Illustrations in the book also include sketches by Auguste Rodin. The French sculptor fell in love with the dancers during a performance of the Royal Ballet in Paris in 1906, and drew them as flowing figures in muted colors. King Sisowath had come to France in 1906 for the Colonial Exhibition of Marseilles with 42 dancers, 12 musicians and eight singers in his suite.

The book was translated to Khmer by Khieu Kanharith, Minister of Information, whom Loviny knew when the minister was editor in chief of the weekly publication Kampuchea, he said.

Texts consist of historical documents and researchers’ essays. The chapter on Westerners’ first encounters with Angkor contains a text of Diogo do Couto, a Portuguese Capuchin friar who visited the site around 1585. He calls Angkor Wat’s design “so strange that it cannot be described with a pen nor can it be compared with any other monument in the world.”

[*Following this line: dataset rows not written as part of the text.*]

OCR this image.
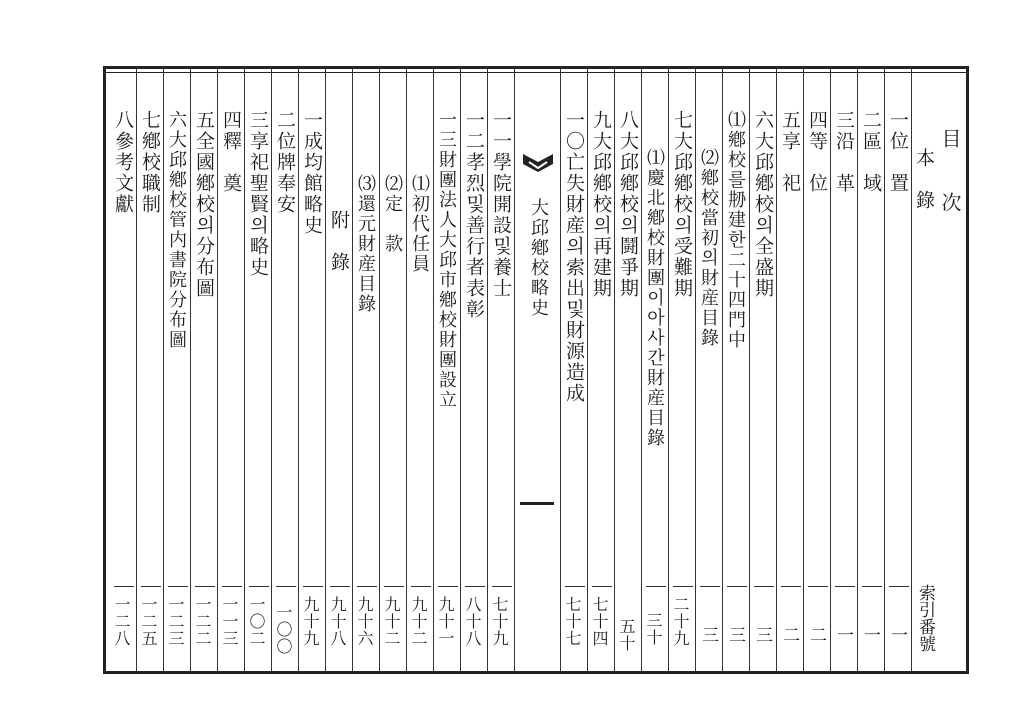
目 次
索引番號
本　錄
一位　置
一
二區　域
一
三沿　革
一
四等　位
二
五享　祀
二
六大邱鄕校의全盛期
三
⑴鄕校를刱建한二十四門中
三
⑵鄕校當初의財産目錄
三
七大邱鄕校의受難期
二十九
⑴慶北鄕校財團이아사간財産目錄
三十
八大邱鄕校의鬪爭期
五十
九大邱鄕校의再建期
七十四
一〇亡失財産의索出및財源造成
七十七
大邱鄕校略史
一一學院開設및養士
七十九
一二孝烈및善行者表彰
八十八
一三財團法人大邱市鄕校財團設立
九十一
⑴初代任員
九十二
⑵定　款
九十二
⑶還元財産目錄
九十六
附　錄
九十八
一成均館略史
九十九
二位牌奉安
一〇〇
三享祀聖賢의略史
一〇二
四釋　奠
一一三
五全國鄕校의分布圖
一二二
六大邱鄕校管内書院分布圖
一二三
七鄕校職制
一二五
八參考文獻
一二八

In the first chapter of the book, Suppya Bru-Nut, an ancient Khmer researcher, recounts the day of a dancer in the reign of Jayavarman VII 800 years ago. The 15-year-old apsara, or celestial dancer as Royal Ballet dancers were called, would get up in the middle of the night, put on her ceremonial clothes, elaborate headgear and crown jewels, and join torchlight procession to the Bayon temple, where she would dance at dawn in a religious ceremony, her bare feet gliding on rose petals strewn over the stones.

A 1913 text of George Groslier, the founder of the National Museum, relates the life of dancers at the court of King Sisowath in the 1900s. “The King lives constantly surrounded by his wives and his dancers,” who played music, sang and danced for him, he wrote.

The 20 most beautiful dancers of the Royal Ballet were assigned to the King’s chambers on a four-day rotation, said Groslier. They were forbidden physical contact with men other than the King, and rarely left the palace. If one was authorized to visit her family, jealous rivals would spread rumors about her and even send spies to watch her in the hope of getting her expelled, wrote Groslier.

Sipar, which specializes in books for children and teenagers, saw this book as an opportunity to provide Cambodians with a lavishly illustrated book on one of their cultural traditions, said Sun Heng Meng Chheang, director of Sipar’s book series. “This book is the first of its kind in Khmer. Such quality books on Cambodian arts and culture usually are published in foreign languages,” he said.

The publishing of Tep Apsar Ney Angkor was sponsored by retired King Norodom Sihanouk, Sokimex and the French Cultural Center and supported by Apsara Authority, the UN Educational, Scientific and Cultural Organization, and numerous agencies and private organizations.